Le samedi 15 juillet 1995


Je ne suis pas enceinte
Pierre Foglia, La Presse, Tour de France

Bollène,

Javais très envie de Bollène, qui n'est pas sur la route du Tour. Un souvenir que je ne vous raconterai pas, le voudrais-je... la mémoire est un territoire miné, on y avance vers un visage, vers un parfum et tout à coup, le noir. On y avance en des lieux extraordinairement familiers, mais la coquille est vide.

À la terrasse du café du Progrès, on entend les joueurs de pétanque faire claquer leurs boules sous les marronniers de l'esplanade voisine. Bollène m'est revenue d'un coup. Ses toits de tuiles rondes. Les berges du Lez et la géographie particulière de ses ruelles qui deviennent torrents quand le Lez déborde, ce qui lui arrive parfois...

Tiens, la petite ruelle, tout suite derrière, eh bien elle donne sur la rue Frédéric-Mistral qui mène à la Place de la Mairie où j'allais prendre ma douche il y a, mon Dieu que c'est loin, il y aura bientôt quarante ans. Les bains-douches municipaux ! C'était au temps où la France se lavait une fois par semaine. Moi c'était le jeudi.

Je le ne croyais pas : ils sont toujours là, face à la mairie. Les bains-douches municipaux de Bollène. Pimpante illustration de l'hygiène républicaine. Trois francs. Maximum 20 minutes. « Il est strictement interdit de fumer, de cracher, de se moucher dans la douche ». Et cet encadré vengeur : « Celui qui a fait ses besoins dans la douche des handicapés a été reconnu. Il sera puni de douche. Signé, La Direction ».

- Puni de douche, cela veut-il dire qu'il ne pourra pas se laver ?
- Oui monsieur.
Même la matrone qui cognait contre la porte avec sa clef, quand on dépassait les vingt minutes.
- Combien de clients aujourd'hui, madame ?
- Dix-sept. Des Arabes.

Voilà, c'est la France d'avant, à l'usage des Arabes qui n'ont pas l'eau courante...

C'est quoi déjà la devise que les Français ressortent au 14 juillet ? Ah oui : LIBERTÉ, ÉGALITÉ, FRATERNITÉ. Moi j'étais fasciné par « égalité ». Liberté je savais que c'était un truc pour amuser les poètes. Fraternité, un mot de curé. Mais « égalité », je disais, quel beau projet.

Et puis voilà. Ça n'arrivera pas. Les Arabes se sont mis à chier dans les toilettes des handicapés. À portée de fusil de Bollène, à Orange, ils ont élu un Le Pen à la mairie. Et tous ensemble, comme ils s'ennuient terriblement de De Gaulle, les Français ont élu Chirac, qui a du De Gaulle dans le menton. Ce midi Chirac tenait la traditionnelle conférence de presse du 14 juillet...

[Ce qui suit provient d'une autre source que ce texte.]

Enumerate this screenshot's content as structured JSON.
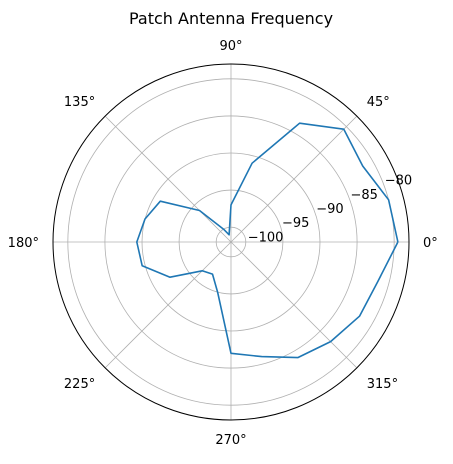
{
  "chart_data": {
    "type": "line",
    "projection": "polar",
    "title": "Patch Antenna Frequency",
    "theta_tick_labels": [
      "0°",
      "45°",
      "90°",
      "135°",
      "180°",
      "225°",
      "270°",
      "315°"
    ],
    "theta_ticks_deg": [
      0,
      45,
      90,
      135,
      180,
      225,
      270,
      315
    ],
    "r_tick_labels": [
      "−100",
      "−95",
      "−90",
      "−85",
      "−80"
    ],
    "r_ticks": [
      -100,
      -95,
      -90,
      -85,
      -80
    ],
    "rlim": [
      -102,
      -78
    ],
    "r_label_angle_deg": 22.5,
    "grid": true,
    "series": [
      {
        "color": "#1f77b4",
        "theta_deg": [
          0,
          15,
          30,
          45,
          60,
          75,
          90,
          105,
          120,
          135,
          150,
          165,
          180,
          195,
          210,
          225,
          240,
          255,
          270,
          285,
          300,
          315,
          330,
          345,
          360
        ],
        "r": [
          -79.5,
          -80,
          -81.5,
          -80.5,
          -83.5,
          -91,
          -97,
          -101,
          -100,
          -96,
          -91,
          -90,
          -89.3,
          -89.6,
          -92.5,
          -96.5,
          -97,
          -95,
          -87,
          -86,
          -84,
          -83,
          -82,
          -81.5,
          -79.5
        ]
      }
    ]
  }
}
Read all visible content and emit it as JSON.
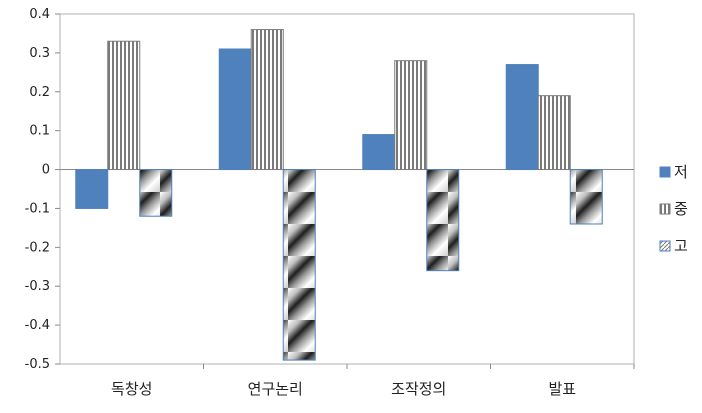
{
  "chart_data": {
    "type": "bar",
    "categories": [
      "독창성",
      "연구논리",
      "조작정의",
      "발표"
    ],
    "series": [
      {
        "name": "저",
        "values": [
          -0.1,
          0.31,
          0.09,
          0.27
        ],
        "color": "#4f81bd",
        "pattern": "solid"
      },
      {
        "name": "중",
        "values": [
          0.33,
          0.36,
          0.28,
          0.19
        ],
        "color": "#7f7f7f",
        "pattern": "vertical-stripes"
      },
      {
        "name": "고",
        "values": [
          -0.12,
          -0.49,
          -0.26,
          -0.14
        ],
        "color": "#4f81bd",
        "pattern": "diagonal-gradient"
      }
    ],
    "ylim": [
      -0.5,
      0.4
    ],
    "yticks": [
      "0.4",
      "0.3",
      "0.2",
      "0.1",
      "0",
      "-0.1",
      "-0.2",
      "-0.3",
      "-0.4",
      "-0.5"
    ],
    "ytick_values": [
      0.4,
      0.3,
      0.2,
      0.1,
      0,
      -0.1,
      -0.2,
      -0.3,
      -0.4,
      -0.5
    ],
    "grid": false,
    "legend_position": "right",
    "title": "",
    "xlabel": "",
    "ylabel": ""
  }
}
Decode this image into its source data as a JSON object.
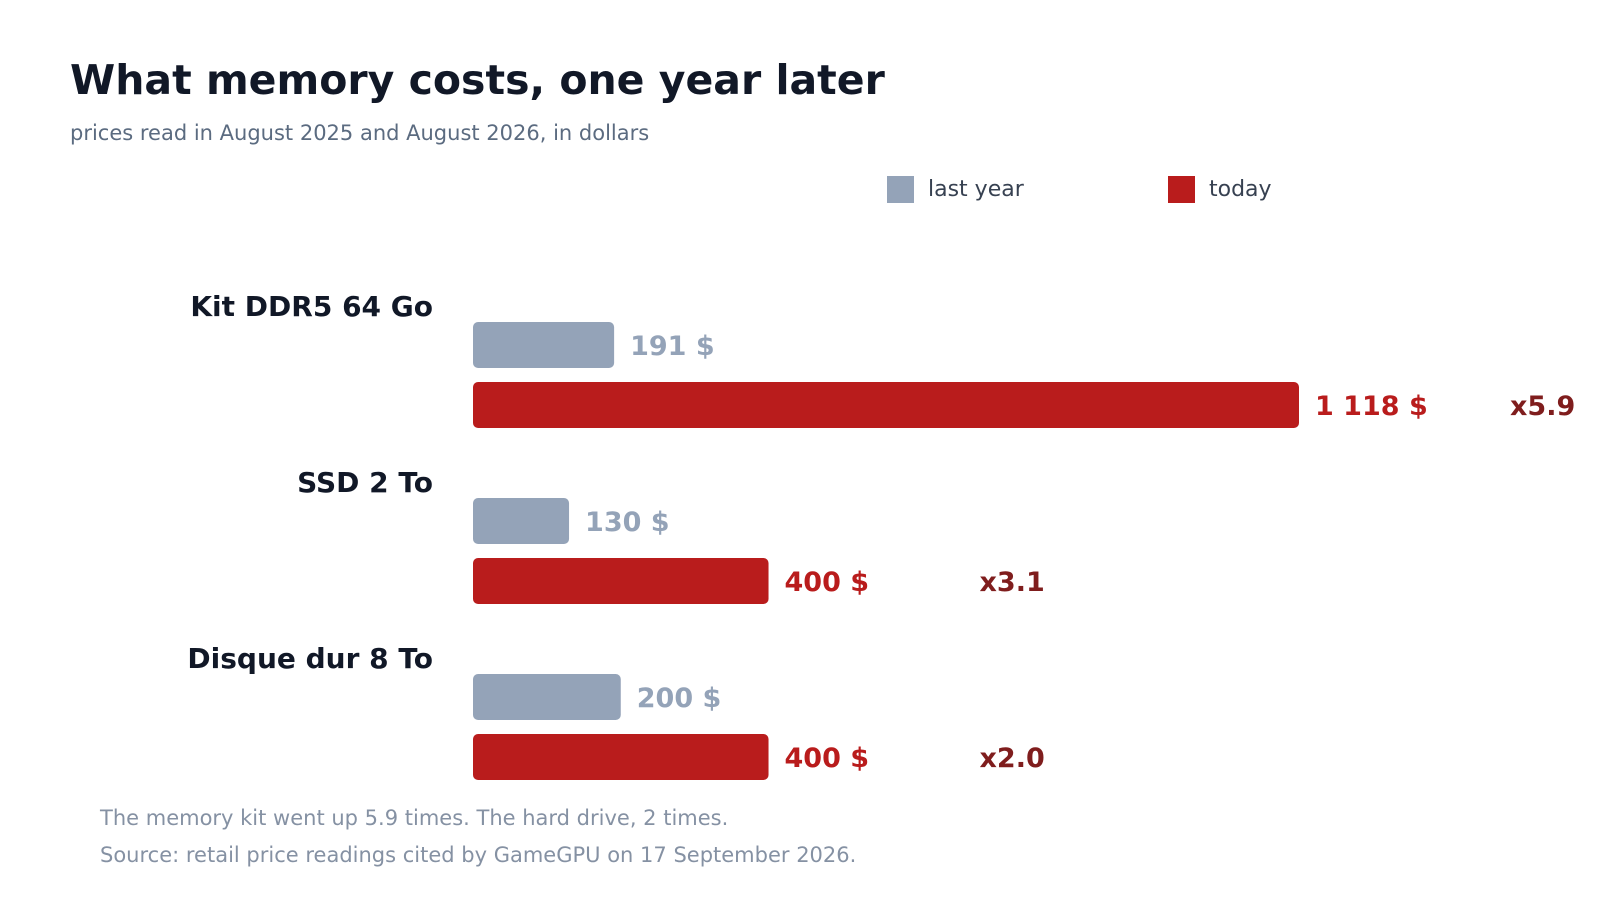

- Pourquoi la reprise des essais nucléaires, monsieur le Président de la République ?
- Parce que !

Sûrement pas parce que ça pressait. De toute évidence parce qu'il importait de faire du De Gaulle, pour plaire aux Français. Il y a en ce moment en France un grand désir de renouer avec la grandeur, avec les traditions, avec la Renault pépère, avec la purée de pommes de terre, avec la couleur beige, et d'appeler ses enfants Louis ou Édouard.

Place de la mairie, à Bollène hier soir, on a fêté le 14 juillet en langue provençale. Seuls les très vieux et les très jeunes ont compris quelques mots. Les très jeunes parce qu'ils apprennent le provençal à l'école... La France d'aujourd'hui 14 juillet 1995 parle breton, provençal, anglais et encore un peu français.

Pour ce qui est de la grandeur, on la trouve surtout dans les « grandes surfaces », ces supermarchés qui ne s'appellent pas pour rien « Continent », « Géant », « Mammouth ». Au Continent où je suis allé l'autre jour, il y avait 43 caisses. Dont une pour les femmes enceintes.

- Et alors, vous ne savez pas lire ? Femmes enceintes. Vous êtes enceinte, vous ?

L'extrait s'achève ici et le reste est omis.